Bug 1307160

Summary:	VirtualDomain can log unnecessary error when probing nonexistent domain
Product:	Red Hat Enterprise Linux 7	Reporter:	Ken Gaillot <kgaillot>
Component:	resource-agents	Assignee:	Oyvind Albrigtsen <oalbrigt>
Status:	CLOSED ERRATA	QA Contact:	cluster-qe <cluster-qe>
Severity:	low	Docs Contact:
Priority:	unspecified
Version:	7.2	CC:	agk, cluster-maint, fdinitto, mnovacek
Target Milestone:	rc
Target Release:	---
Hardware:	All
OS:	All
Whiteboard:
Fixed In Version:	resource-agents-3.9.5-69.el7	Doc Type:	Bug Fix
Doc Text:		Story Points:	---
Clone Of:		Environment:
Last Closed:	2016-11-04 00:01:55 UTC	Type:	Bug
Regression:	---	Mount Type:	---
Documentation:	---	CRM:
Verified Versions:		Category:	---
oVirt Team:	---	RHEL 7.3 requirements from Atomic Host:
Cloudforms Team:	---	Target Upstream Version:
Embargoed:

Description Ken Gaillot 2016-02-12 21:14:21 UTC

Description of problem: Pacemaker startup probes of VirtualDomain resources can result in unnecessary and potentially confusing "Unable to determine emulator" log messages.

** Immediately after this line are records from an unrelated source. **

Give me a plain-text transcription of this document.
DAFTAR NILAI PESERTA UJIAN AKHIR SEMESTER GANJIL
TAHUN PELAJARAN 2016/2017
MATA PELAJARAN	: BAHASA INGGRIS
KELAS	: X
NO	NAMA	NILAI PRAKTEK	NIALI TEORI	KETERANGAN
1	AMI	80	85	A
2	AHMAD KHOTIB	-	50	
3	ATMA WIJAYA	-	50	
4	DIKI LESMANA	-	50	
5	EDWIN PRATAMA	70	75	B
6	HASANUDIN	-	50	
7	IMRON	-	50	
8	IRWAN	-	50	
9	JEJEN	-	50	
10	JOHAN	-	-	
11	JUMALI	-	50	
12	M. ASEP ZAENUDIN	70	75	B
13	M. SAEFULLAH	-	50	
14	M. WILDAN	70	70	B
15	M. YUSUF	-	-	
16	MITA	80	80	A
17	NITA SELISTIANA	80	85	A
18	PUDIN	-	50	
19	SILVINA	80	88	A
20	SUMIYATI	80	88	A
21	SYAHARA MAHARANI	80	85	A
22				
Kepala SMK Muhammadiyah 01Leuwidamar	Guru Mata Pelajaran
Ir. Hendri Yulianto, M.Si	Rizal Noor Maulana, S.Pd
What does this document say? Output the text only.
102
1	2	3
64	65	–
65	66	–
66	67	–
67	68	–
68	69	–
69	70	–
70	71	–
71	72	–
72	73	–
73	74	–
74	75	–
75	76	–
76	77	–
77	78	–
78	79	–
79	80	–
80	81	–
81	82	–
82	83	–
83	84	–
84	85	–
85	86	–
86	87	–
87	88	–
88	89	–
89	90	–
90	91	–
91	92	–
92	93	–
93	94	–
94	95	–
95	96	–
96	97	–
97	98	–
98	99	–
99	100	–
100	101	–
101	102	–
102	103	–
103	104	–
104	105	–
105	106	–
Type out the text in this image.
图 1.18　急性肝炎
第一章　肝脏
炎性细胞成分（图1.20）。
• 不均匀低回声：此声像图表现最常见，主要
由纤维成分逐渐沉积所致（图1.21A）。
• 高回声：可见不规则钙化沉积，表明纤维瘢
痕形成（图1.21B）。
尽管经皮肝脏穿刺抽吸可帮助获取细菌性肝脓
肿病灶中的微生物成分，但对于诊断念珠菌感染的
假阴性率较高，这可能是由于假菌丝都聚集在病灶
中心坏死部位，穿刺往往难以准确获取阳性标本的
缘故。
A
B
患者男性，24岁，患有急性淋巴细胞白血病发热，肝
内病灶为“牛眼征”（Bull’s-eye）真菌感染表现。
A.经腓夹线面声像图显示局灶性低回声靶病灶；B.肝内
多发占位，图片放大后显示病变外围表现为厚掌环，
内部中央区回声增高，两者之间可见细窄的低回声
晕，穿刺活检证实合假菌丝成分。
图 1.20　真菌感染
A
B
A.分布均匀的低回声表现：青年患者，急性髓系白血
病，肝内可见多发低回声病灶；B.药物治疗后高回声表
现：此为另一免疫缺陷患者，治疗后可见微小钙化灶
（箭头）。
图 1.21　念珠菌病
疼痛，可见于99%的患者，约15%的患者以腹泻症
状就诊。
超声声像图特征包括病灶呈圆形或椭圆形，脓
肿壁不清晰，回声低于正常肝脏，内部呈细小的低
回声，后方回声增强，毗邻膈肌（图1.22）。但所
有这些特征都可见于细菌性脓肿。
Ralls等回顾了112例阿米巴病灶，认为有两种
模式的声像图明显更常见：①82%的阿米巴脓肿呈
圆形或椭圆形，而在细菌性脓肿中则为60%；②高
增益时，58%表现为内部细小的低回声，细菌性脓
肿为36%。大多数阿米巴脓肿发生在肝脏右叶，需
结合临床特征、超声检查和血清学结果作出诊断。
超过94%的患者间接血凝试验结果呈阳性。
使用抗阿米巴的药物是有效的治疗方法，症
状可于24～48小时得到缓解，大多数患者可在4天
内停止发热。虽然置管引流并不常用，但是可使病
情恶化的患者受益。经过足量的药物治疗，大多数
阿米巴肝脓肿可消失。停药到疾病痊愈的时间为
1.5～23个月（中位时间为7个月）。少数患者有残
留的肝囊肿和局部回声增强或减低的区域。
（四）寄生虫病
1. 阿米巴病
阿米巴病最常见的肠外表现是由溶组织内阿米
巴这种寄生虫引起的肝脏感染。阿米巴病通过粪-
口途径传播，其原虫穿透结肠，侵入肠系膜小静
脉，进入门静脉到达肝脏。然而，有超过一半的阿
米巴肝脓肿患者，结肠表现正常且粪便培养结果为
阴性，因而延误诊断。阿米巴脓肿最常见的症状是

Version-Release number of selected component (if applicable): 3.9.5-54.el7_2.1


How reproducible: Reliably


Steps to Reproduce:
1. Call VirtualDomain's monitor action for a domain that does not exist and has not been seen before (i.e. no /run/resource-agents/VirtualDomain-$DOMAIN-emu.state file exists).

Actual results: Log message "ERROR: Unable to determine emulator for" domain.

Expected results: No errors logged for successful "not running" monitor of nonexistent domain.


Additional info: The VirtualDomain resource agent's get_emulator function can be called by update_emulator_cache or pid_status. While the above error message may be useful with the pid_status call, it is unnecessary with update_emulator_cache. Perhaps get_emulator could just return a status, and the caller could print the message or not.

Comment 3 Ken Gaillot 2016-03-18 20:36:35 UTC

I was unable to reproduce this with a KVM guest, but it does affect at least LXC. I was hoping to spare you the steps for setting up an LXC guest node :) but here is the reproducer:

1. Set up a pacemaker cluster with at least two cluster nodes (the cluster nodes may be VMs).

2. Make sure you have these prerequisites on all nodes:
* yum install rsync libvirt-daemon libvirt-daemon-driver-lxc libvirt-daemon-lxc libvirt-login-shell pacemaker-remote
* SELinux must be enabled (permissive or enforcing)
* libvirtd must be enabled and running
* root must be able to ssh without a password between all nodes

3. Download http://people.redhat.com/kgaillot/bz1307160/lxc_autogen.sh (newer version than the one supplied with RHEL 7.2 pacemaker-cts package)

4. Run "./lxc_autogen.sh -v" on each node to verify the local environment (should print the PID of libvirtd and no errors).

5. Create an LXC guest node: "./lxc_autogen.sh -g -a -m -s -c 1 && crm_resource --wait"

6. At this point, the guest node will have been probed on all nodes. Any nodes that aren't running the container will have logs like this in their /var/log/messages:
Mar 18 15:10:35 rhel7-2 VirtualDomain(container1)[4736]: ERROR: Unable to determine emulator for lxc1

7. To clean up afterwards: "./lxc_autogen.sh -R -s"

Comment 4 Oyvind Albrigtsen 2016-04-05 10:30:25 UTC

Working patch:
https://github.com/ClusterLabs/resource-agents/pull/787/files

Comment 6 michal novacek 2016-09-12 10:11:51 UTC

I'm unable to verify this bug with qemu or lxc in resource-agents-3.9.5-81, patch is simple enough.

I have verified that the patch is present as 

bz1307160-virtualdomain-fix-unnecessary-error-when-probing-nonexistent-domain.patch 

and that resource-agents can be built correctly.

Comment 8 errata-xmlrpc 2016-11-04 00:01:55 UTC

Since the problem described in this bug report should be
resolved in a recent advisory, it has been closed with a
resolution of ERRATA.

For information on the advisory, and where to find the updated
files, follow the link below.

If the solution does not work for you, open a new bug report.

https://rhn.redhat.com/errata/RHBA-2016-2174.html